Its so simple-sounding you wonder why it hasn't been done before. And there's a third reason to be bullish.
(At this point reader discretion is urged. There is a dire risk of provoking the Euros. On no account show your copy of NBR to anybody who sounds or even looks European.)
Cattle carrying BSE (bovine spungiform encephalopathy) have been found in France, Spain, Germany, Belgium, Italy and Holland. There is a strong possibility Affco, other New Zealand meat exporters, and farmers generally will benefit hugely from Europe's BSE woes.
For starters New Zealand has only 300 tonnes of beef quota into Europe but the spread of the disease in cattle is creating a big undersupply. That could lead European governments to increase quotas or even suspend them altogether.
The results of sheep testing are still awaited. Any detection of bovine spungiform encephalopathy will create the same situation for sheepmeat.

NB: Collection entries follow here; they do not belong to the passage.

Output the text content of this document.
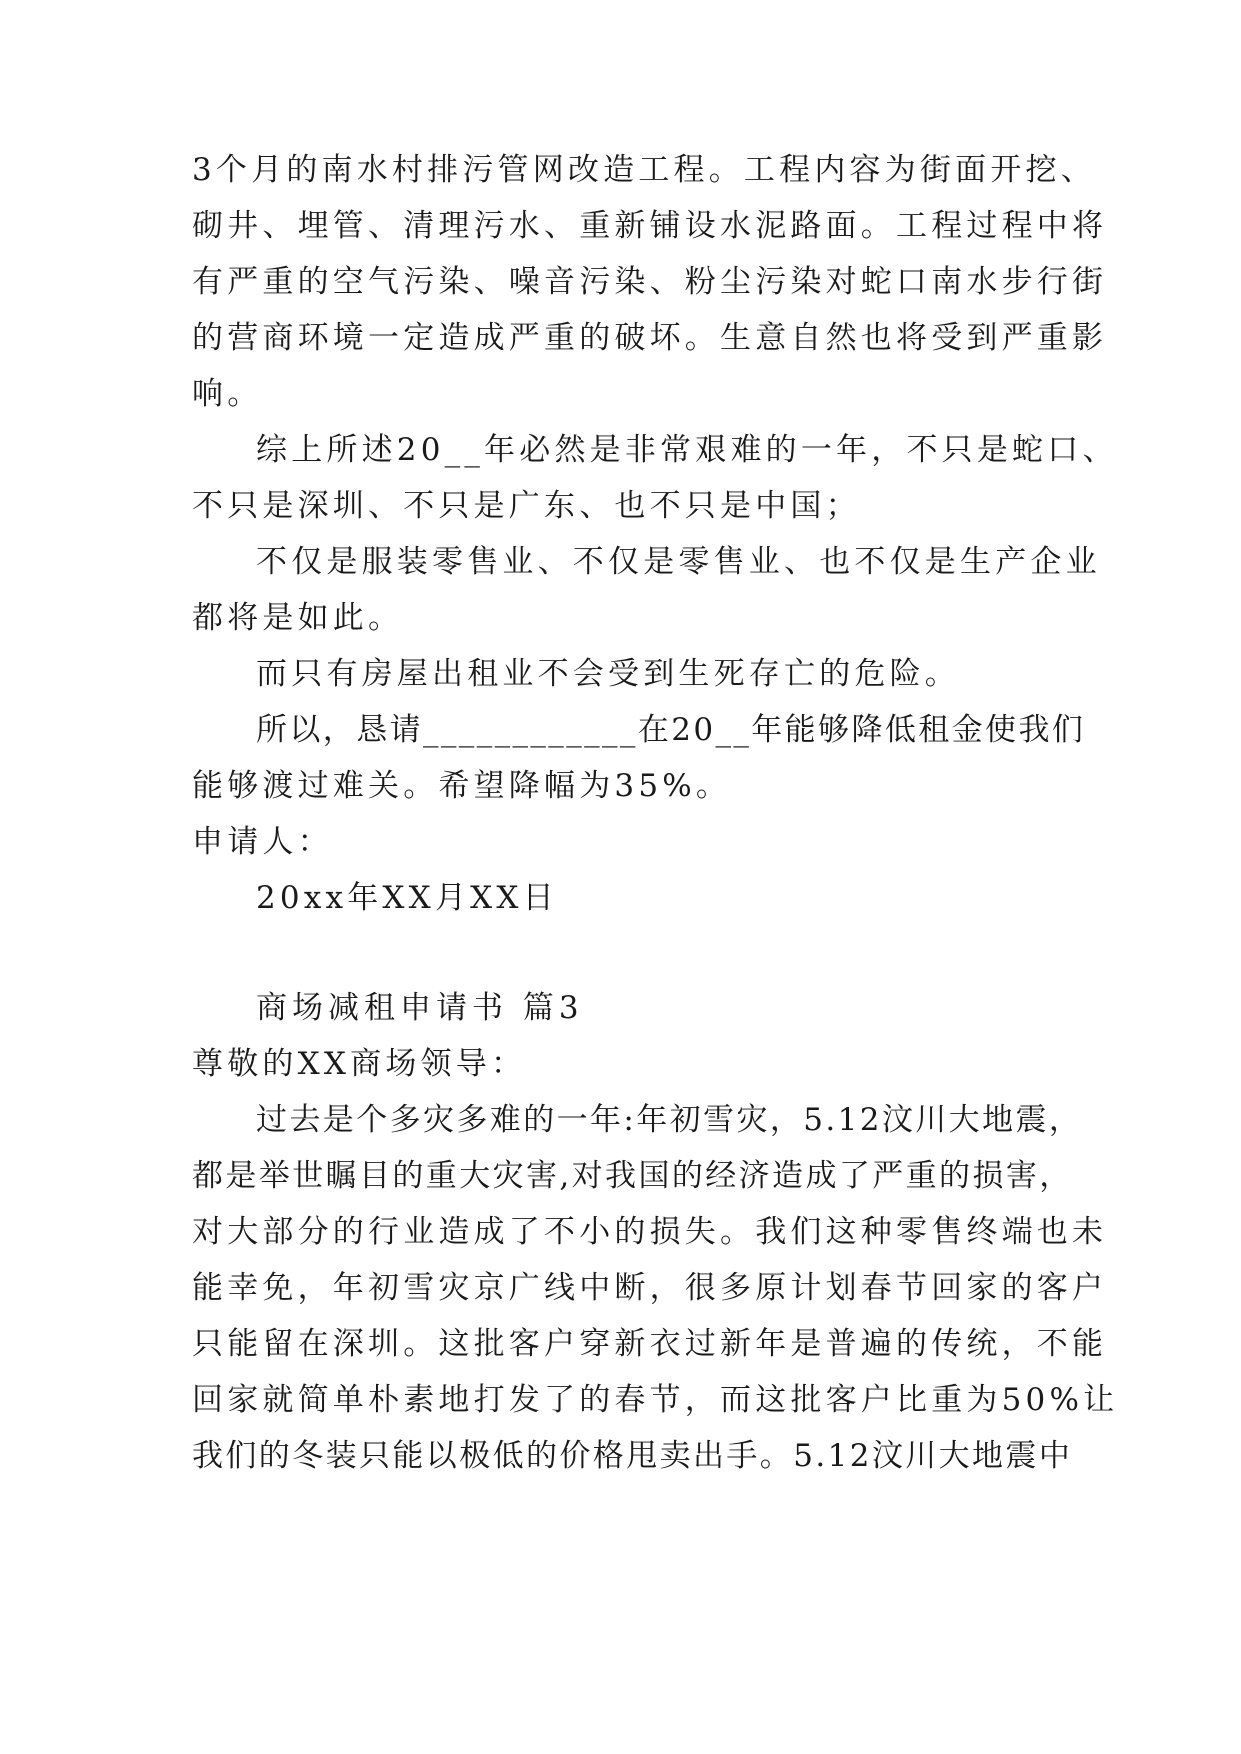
3个月的南水村排污管网改造工程。工程内容为街面开挖、
砌井、埋管、清理污水、重新铺设水泥路面。工程过程中将
有严重的空气污染、噪音污染、粉尘污染对蛇口南水步行街
的营商环境一定造成严重的破坏。生意自然也将受到严重影
响。
综上所述20__年必然是非常艰难的一年，不只是蛇口、
不只是深圳、不只是广东、也不只是中国；
不仅是服装零售业、不仅是零售业、也不仅是生产企业
都将是如此。
而只有房屋出租业不会受到生死存亡的危险。
所以，恳请____________在20__年能够降低租金使我们
能够渡过难关。希望降幅为35%。
申请人：
20xx年XX月XX日
商场减租申请书 篇3
尊敬的XX商场领导：
过去是个多灾多难的一年:年初雪灾，5.12汶川大地震，
都是举世瞩目的重大灾害,对我国的经济造成了严重的损害，
对大部分的行业造成了不小的损失。我们这种零售终端也未
能幸免，年初雪灾京广线中断，很多原计划春节回家的客户
只能留在深圳。这批客户穿新衣过新年是普遍的传统，不能
回家就简单朴素地打发了的春节，而这批客户比重为50%让
我们的冬装只能以极低的价格甩卖出手。5.12汶川大地震中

For sheepmeat two factors limit the potential gain. First, New Zealand already has a quota of 227,000 tonnes so the scale of the new opportunity is considerably less than for beef.
Second, there is the "safe side" factor - for both species the BSE scare will inevitably reduce demand for red meats of any sort, no matter where they come from. Time will tell how big a factor that will be, and for how long.
There is another potential opportunity to keep an eye out for. If the British sheep flock has to be slaughtered the Poms will need to start again from scratch. Who better to help them restock than New Zealand with its scrapie-free sheep?
There's no such thing as a sure bet but Affco can no longer be criticised for inertia in a changing world. Townshend and new chairman Sam Lewis have the get-on-with-it attitude many directors and executives, as Telecom's Roderick Deane noted recently, would do well to emulate.